Search code examples
pythonwikipedia-apipywikibot

What is the regex to find any English words for find and replace mode of pywikibot


I wrote the following programme to delink the English words in a ta.wikipedia page. Delink means removal of square brackets which are before and after the English words. I am new to PAWS(pywikibot). It seems that to removal can done by regex(A-Z,a-z). How?

import pywikibot
import re

    site = pywikibot.Site('ta', 'wikipedia')
    page = pywikibot.Page(site, title)
    page.text = page.text.replace('[[Eudicots]]','Eudicots')
    page.save()

Sorry for my English.English is a bridge language for me. I am not asking to debug.But how to avoid the following repeated type of code. for example, the following 26 (alphabet) code helps to remove the [[ brackets.

page.text = page.text.replace('[[A','A')
page.text = page.text.replace('[[B','B')
page.text = page.text.replace('[[C','C')
likewise, A to Z
page.text = page.text.replace('[[X','X')
page.text = page.text.replace('[[Y','Y')
page.text = page.text.replace('[[Z','Z')

Then i have to remove lowercase which is always at the end of a word.
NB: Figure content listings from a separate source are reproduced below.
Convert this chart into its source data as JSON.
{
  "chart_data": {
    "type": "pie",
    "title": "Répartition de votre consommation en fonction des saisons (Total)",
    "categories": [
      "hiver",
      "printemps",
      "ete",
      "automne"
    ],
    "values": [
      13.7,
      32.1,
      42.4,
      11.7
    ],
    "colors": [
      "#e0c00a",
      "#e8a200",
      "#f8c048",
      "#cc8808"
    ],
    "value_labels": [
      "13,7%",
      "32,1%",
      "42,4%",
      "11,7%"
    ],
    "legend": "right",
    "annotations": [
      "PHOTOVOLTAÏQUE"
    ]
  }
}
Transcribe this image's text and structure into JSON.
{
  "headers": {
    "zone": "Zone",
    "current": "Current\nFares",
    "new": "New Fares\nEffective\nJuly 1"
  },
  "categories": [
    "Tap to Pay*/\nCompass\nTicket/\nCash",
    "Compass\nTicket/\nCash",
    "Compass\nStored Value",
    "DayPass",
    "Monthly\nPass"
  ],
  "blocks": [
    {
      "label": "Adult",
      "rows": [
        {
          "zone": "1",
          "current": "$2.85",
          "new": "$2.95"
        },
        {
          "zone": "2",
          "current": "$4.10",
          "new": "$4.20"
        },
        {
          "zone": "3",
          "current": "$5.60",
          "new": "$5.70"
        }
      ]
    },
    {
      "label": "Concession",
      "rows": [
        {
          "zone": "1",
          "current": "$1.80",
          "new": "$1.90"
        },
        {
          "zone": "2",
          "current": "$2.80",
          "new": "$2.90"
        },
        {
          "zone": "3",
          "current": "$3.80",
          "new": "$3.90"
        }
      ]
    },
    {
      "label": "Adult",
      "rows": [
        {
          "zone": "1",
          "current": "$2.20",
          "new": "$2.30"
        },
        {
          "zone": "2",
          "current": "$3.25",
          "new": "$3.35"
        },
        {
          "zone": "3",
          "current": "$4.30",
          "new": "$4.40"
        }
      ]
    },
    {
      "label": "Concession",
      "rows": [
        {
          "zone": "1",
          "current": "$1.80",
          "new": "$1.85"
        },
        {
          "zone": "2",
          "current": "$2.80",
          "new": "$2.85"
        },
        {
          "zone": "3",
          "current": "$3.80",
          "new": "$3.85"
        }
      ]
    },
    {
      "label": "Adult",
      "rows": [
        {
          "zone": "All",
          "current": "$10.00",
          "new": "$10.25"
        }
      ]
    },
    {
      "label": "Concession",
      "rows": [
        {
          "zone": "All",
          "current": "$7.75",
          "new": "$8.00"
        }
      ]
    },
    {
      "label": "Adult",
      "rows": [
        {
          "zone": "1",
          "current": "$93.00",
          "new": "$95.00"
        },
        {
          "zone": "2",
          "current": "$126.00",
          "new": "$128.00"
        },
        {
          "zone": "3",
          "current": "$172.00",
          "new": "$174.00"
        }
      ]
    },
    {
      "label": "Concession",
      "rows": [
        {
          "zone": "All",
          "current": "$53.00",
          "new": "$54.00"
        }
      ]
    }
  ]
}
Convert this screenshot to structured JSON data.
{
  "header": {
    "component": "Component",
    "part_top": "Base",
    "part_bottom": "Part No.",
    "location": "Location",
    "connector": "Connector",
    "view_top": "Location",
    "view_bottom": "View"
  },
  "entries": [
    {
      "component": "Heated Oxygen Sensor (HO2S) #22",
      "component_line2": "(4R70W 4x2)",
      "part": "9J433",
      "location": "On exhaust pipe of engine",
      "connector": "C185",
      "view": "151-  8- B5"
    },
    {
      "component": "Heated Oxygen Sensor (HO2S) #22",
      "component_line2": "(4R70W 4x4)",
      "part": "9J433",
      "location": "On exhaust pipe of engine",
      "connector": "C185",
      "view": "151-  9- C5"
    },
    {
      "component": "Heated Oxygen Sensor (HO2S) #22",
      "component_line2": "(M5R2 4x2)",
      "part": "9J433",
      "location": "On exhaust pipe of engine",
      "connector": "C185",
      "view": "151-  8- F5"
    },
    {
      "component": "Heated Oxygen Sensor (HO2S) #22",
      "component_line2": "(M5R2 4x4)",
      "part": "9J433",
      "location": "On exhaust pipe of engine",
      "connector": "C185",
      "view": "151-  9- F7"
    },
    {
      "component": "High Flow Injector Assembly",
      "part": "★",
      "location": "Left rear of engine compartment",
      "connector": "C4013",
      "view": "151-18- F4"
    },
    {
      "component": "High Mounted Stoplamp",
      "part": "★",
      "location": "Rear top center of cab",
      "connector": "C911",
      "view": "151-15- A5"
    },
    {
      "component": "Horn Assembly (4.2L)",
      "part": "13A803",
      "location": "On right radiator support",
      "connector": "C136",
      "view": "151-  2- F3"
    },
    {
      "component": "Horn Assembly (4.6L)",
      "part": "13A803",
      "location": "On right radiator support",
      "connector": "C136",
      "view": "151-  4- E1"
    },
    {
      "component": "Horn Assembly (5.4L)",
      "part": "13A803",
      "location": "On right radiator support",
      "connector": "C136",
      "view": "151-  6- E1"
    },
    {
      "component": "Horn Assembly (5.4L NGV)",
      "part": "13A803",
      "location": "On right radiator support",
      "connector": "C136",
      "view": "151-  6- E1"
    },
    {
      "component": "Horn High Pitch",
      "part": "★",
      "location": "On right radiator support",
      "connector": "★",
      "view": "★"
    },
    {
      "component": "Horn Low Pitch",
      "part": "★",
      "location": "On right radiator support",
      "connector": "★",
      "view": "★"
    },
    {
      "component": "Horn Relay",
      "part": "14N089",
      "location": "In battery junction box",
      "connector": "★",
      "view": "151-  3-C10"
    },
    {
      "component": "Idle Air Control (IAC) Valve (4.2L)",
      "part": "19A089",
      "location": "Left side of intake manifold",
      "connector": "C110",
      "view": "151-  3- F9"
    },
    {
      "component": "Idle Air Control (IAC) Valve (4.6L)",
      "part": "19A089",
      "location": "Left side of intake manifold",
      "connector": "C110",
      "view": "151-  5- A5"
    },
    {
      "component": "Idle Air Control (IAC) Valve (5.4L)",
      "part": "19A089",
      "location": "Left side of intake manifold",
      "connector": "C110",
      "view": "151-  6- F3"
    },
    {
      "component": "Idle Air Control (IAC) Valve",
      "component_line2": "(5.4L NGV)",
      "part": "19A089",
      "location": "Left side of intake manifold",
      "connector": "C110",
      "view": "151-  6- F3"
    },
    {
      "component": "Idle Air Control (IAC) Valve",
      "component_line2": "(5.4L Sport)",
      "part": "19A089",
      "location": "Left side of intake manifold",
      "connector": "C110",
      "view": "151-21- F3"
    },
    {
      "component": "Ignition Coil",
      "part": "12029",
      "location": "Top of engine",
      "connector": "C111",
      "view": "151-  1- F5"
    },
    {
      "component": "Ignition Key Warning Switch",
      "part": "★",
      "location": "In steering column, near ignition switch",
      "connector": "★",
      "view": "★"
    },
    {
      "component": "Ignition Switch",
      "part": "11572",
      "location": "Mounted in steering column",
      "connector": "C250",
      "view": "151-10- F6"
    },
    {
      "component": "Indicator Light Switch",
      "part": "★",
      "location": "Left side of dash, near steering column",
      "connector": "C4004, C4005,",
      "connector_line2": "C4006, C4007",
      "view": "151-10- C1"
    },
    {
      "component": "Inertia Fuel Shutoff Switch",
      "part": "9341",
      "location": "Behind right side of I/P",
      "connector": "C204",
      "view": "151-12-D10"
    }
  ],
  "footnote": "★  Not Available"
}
Because, every word ends in lowercase. to remove lowercase, i have to write the following code,

    page.text = page.text.replace('a]]','a')
    page.text = page.text.replace('b]]','b')
    page.text = page.text.replace('c]]','c')
    page.text = page.text.replace('d]]','d')
     (likewise, for all the 26 English letters)
    page.text = page.text.replace('x]]','x')
    page.text = page.text.replace('y]]','y')

I think this is not good coding. So i want to use regex. I hope that i furnished the need for the wikimedia project.

In other words, I want to remove English word's brackets only not the English words.


Solution

  • Some PCRE-compatible regular expression libraries can match character classes based on their Unicode properties (e.g. \p{Latin} would match any character of a Latin script), but Python's re module does not. There are other Python modules which you could use instead (this answer has the details) but as long as you are only looking for ASCII characters it's easier to build your own character class: [A-Za-z] will match a single character which is within those ranges, and re.sub('([A-Za-z])]]', '\\1', text) will keep that character and discard the brackets.